De Vitruve, du papillon de Bradbury et de la tour Eiffel

 

Un graveur anonyme de l’an de grâce 1654 prêtait à Vitruve les traits d’une sorte d’ecclesiastique barbu. Isidore pût constater qu’à la pilosité près, l’artiste n’était pas trop loin de la vérité. L’illustre ingénieur lui rappelait ce prof « sévère mais juste » dessiné par Gotlib dans la Rubrique-à-brac. 

 

Chargé de mettre en oeuvre les grands travaux de l’Etat, l’architecte-en-chef avait convoqué Titus et la crème de ses concurrents, pour leur soumettre un projet de temple à Cupidon. L’époux de Fausta avait invité Isidore à l’accompagner. A l’issue des palabres il approcha le Maître.

 

« Vitruve, permets-moi de te présenter Isidore, dont je t’ai déjà parlé.

— Ainsi, voici celui qui veut confier à Eole la bonne marche des moulins, fit le Grand Homme en dévisageant le chercheur d’un oeil ironique.

— Eole souffle en tout lieu. Et plus encore sur le littoral, sur les plateaux ou au sommet des collines. Là où sa course n’est pas gênée par la végétation, mais où l’absence d’eaux vives ne permet pas de faire fonctionner des moulins à eau.

— Vu sous cet angle le projet ne manque pas d’intérêt, mais je vois mal les roues des moulins tourner sous la force du vent. 

— C’est bien pour cela que je cherche un nouveau procédé. 

— Puisse le dieu du vent t’inspirer dans tes recherches. »

 

Il eut été facile d’exhiber à cet instant un petit moulin, qu’il avait bricolé dans son cubiculum et qui tournait à toute vitesse lorsqu’on l’exposait face à la brise. Au dernier moment, pour ne pas céder à la tentation d’épater Vitruve, Isidore avait décidé de le laisser dans son coffre mural.

 

A son retour du Paris de 1874, il avait lu  « Un coup de tonnerre » de Ray Bradbury, que lui avait prêté le professeur Spinec. Un voyageur du temps y écrase un papillon à l’Ere Jurassique et cette négligence entraîne des conséquences dramatiques 60 millions d'années plus tard. 

 

Si d’écraser un simple lépidoptère pouvait dérégler à ce point le cours de l’Histoire, populariser le moulin à vent un millénaire plus tôt que prévu, ne pouvait être anodin. Ce dispositif, utilisé en Perse dès le sixième siècle après J-C, n’avait été connu en Occident qu’au retour des Croisés. La navigation à voile y existait depuis l’Antiquité, mais il ne s’était trouvé nul savant pour avoir l’idée de les disposer en hélice autour d’un axe.
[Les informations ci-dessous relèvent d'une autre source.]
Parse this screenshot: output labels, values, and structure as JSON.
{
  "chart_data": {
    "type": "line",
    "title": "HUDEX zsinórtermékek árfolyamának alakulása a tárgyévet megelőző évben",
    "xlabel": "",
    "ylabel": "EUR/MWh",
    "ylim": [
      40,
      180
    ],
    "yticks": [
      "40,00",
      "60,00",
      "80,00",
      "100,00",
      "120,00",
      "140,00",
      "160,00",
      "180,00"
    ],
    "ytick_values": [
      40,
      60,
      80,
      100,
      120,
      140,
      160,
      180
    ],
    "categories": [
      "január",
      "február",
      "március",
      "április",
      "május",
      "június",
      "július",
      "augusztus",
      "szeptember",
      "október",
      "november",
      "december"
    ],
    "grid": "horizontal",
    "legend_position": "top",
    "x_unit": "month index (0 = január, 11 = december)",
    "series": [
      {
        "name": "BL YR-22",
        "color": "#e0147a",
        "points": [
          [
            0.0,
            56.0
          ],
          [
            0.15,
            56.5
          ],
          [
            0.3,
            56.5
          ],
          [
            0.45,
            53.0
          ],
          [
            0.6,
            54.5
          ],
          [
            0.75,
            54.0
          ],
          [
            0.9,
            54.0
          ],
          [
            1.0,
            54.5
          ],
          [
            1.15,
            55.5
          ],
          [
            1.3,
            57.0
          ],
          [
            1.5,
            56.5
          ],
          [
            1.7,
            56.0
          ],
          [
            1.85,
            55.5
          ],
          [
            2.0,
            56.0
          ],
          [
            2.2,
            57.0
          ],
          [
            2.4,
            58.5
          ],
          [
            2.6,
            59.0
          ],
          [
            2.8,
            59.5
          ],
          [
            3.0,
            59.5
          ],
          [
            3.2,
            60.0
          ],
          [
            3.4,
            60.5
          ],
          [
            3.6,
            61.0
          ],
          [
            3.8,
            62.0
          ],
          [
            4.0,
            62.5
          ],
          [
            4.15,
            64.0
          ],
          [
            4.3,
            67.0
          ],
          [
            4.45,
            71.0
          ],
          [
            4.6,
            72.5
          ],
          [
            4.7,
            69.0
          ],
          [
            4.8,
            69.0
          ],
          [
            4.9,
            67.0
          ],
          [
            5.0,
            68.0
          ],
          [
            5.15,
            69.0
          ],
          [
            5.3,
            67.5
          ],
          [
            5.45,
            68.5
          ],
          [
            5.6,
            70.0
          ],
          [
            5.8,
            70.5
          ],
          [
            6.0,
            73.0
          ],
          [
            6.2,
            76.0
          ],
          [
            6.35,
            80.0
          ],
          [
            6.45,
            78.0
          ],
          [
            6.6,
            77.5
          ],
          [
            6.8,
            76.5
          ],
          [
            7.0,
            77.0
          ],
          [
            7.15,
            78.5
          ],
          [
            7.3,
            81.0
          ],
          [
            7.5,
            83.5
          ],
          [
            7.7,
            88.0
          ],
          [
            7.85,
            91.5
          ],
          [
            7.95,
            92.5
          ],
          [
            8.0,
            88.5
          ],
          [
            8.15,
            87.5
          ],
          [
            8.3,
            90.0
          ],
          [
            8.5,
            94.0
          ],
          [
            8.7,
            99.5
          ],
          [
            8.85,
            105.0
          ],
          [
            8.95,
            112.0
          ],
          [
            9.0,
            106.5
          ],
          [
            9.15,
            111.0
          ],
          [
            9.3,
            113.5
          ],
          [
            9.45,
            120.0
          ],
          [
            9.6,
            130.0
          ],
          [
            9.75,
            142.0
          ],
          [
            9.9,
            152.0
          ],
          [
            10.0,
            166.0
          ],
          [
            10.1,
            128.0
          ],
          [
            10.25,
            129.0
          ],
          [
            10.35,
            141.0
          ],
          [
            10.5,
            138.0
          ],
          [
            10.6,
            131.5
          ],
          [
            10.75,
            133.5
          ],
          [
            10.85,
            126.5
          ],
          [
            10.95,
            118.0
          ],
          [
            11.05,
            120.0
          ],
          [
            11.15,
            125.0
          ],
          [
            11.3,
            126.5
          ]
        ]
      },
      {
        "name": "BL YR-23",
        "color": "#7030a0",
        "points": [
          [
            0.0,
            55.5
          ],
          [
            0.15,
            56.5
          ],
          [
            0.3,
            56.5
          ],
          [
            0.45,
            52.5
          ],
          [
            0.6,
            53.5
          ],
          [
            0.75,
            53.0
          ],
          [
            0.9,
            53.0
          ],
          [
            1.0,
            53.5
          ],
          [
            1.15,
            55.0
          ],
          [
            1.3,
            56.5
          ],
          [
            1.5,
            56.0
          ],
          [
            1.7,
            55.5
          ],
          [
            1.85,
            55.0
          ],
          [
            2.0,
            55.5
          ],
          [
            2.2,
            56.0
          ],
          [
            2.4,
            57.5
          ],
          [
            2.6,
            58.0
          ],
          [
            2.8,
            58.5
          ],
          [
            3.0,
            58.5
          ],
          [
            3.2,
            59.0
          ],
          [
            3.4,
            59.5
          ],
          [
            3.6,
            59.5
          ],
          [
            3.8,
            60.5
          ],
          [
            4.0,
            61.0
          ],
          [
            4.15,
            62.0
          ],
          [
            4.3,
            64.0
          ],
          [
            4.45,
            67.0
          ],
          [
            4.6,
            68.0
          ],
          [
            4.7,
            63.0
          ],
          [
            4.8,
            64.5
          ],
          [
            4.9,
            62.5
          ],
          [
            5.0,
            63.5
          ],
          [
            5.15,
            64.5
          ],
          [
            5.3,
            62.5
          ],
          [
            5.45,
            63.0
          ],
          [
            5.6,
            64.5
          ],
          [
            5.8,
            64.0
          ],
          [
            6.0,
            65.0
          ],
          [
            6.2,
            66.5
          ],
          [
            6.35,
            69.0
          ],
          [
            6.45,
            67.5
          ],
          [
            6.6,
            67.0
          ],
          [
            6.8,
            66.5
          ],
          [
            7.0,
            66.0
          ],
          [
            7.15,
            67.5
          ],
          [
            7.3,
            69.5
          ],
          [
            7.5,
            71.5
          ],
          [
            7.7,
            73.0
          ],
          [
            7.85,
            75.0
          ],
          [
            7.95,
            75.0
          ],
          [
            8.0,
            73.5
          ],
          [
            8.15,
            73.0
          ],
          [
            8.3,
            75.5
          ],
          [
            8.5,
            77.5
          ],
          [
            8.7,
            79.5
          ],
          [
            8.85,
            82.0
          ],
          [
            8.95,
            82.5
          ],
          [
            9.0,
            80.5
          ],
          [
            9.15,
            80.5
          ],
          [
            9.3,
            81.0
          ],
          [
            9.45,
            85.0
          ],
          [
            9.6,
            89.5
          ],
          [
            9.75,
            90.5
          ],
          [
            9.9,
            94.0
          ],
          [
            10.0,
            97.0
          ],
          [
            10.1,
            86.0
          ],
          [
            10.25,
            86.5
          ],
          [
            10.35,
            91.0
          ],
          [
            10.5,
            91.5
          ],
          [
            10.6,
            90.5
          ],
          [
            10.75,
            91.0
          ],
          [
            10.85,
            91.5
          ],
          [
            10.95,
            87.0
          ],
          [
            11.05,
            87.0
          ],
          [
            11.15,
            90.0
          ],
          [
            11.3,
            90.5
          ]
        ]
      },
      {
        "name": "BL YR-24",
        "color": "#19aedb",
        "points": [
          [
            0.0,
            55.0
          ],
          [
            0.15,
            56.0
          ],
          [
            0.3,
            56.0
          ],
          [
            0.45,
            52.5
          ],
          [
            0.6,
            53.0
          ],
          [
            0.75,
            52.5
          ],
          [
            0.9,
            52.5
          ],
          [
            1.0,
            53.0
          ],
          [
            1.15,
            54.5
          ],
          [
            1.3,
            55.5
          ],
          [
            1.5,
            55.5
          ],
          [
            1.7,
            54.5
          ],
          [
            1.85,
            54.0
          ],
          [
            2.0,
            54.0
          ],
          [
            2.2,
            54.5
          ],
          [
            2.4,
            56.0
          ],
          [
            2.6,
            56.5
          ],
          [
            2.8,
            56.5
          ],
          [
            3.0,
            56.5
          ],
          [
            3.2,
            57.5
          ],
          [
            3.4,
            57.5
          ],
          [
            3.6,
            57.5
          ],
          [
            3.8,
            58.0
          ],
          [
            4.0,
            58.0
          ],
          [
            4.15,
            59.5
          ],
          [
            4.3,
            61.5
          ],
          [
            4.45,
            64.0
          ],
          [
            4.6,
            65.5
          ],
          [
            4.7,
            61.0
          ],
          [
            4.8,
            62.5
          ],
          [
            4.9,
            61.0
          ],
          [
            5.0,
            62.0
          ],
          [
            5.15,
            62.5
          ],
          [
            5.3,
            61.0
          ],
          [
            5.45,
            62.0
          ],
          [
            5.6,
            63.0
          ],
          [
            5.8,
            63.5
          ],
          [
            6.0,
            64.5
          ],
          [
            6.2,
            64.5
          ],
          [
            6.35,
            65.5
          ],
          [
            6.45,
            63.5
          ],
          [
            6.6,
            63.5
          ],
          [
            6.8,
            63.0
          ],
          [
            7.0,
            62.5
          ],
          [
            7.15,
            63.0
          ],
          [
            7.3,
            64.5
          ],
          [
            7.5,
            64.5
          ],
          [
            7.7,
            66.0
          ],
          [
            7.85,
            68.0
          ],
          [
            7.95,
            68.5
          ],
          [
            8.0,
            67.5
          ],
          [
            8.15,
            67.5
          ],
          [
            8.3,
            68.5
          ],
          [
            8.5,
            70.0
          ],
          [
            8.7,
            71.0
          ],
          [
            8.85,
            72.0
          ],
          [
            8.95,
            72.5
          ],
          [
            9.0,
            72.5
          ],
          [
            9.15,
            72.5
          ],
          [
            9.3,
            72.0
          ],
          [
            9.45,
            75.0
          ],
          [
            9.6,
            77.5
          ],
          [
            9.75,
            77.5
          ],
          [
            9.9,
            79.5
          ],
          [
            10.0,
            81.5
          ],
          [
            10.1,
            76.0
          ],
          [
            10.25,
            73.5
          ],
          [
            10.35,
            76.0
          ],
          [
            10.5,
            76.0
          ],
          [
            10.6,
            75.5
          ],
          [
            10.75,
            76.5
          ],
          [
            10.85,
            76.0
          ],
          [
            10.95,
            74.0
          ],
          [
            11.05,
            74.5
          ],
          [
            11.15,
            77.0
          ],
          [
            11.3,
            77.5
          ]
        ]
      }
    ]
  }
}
C’était d’autant plus surprenant que la vis d’Archimède fonctionnait sur le même principe. 

 

Vous rappelez-vous ces petits moulins multicolores qui tournoyaient au moindre souffle et enchantèrent votre petite enfance ? C’était la pièce essentielle du dispositif. Le reste du mécanisme était le même que sur les moulins à eau qui existaient déjà au siècle de Vitruve.

 

Telles étaient les pensées que ruminaient Isidore, les yeux dans le vague devant la statue d’un quelconque demi-dieu. Depuis cinq jours, il sillonnait la ville pédibus cum jambis en se garant des incivilités, car les rues de Rome tenaient de la Cour des Miracles ou de certaines « zones de non-droit », qui surgirent en lisière des grandes métropoles deux millénaires plus tard. 

 

Il avait admiré des quantités de statues gigantesques et de célèbrissimes monuments dans leur état d’origine. En cette fin d’après-midi, sans prévenir, son appétence avait diparu pour faire place à une forme atténuée de spleen. 

 

Il constatait un peu décontenancé qu’il en avait « ras la patère » de ces palais romains aux fronts audacieux et de ces nuits altérées par le passage des chariots aux roues cerclées de fer. Si dans le Paris du 19ème siècle, il pouvait héler un fiacre au gré de ses humeurs ou prendre le tortillard pour se rendre au Crotoy, deux mille ans plus tôt, dans la Rome de Cicéron dépourvue de telles commodités, Isidore avait l’impression d’être assigné à résidence. 

 

« Si tes recherches sur un hypothétique moulin à vent tournaient court, je me ferais un plaisir de jouer de mes relations pour te trouver un emploi à la mesure de tes talents. »  lui avait proposé Titus. 

 

Son hôte était bien gentil, mais notre ami polytechnicien n’avait pas renoncé à une brillante carrière dans l’industrie de pointe du 21ème siècle pour favoriser l’essor de la minoterie dans l’Antiquité Romaine. Ses recherches sur le moulin à vent n’étaient qu’un fake. 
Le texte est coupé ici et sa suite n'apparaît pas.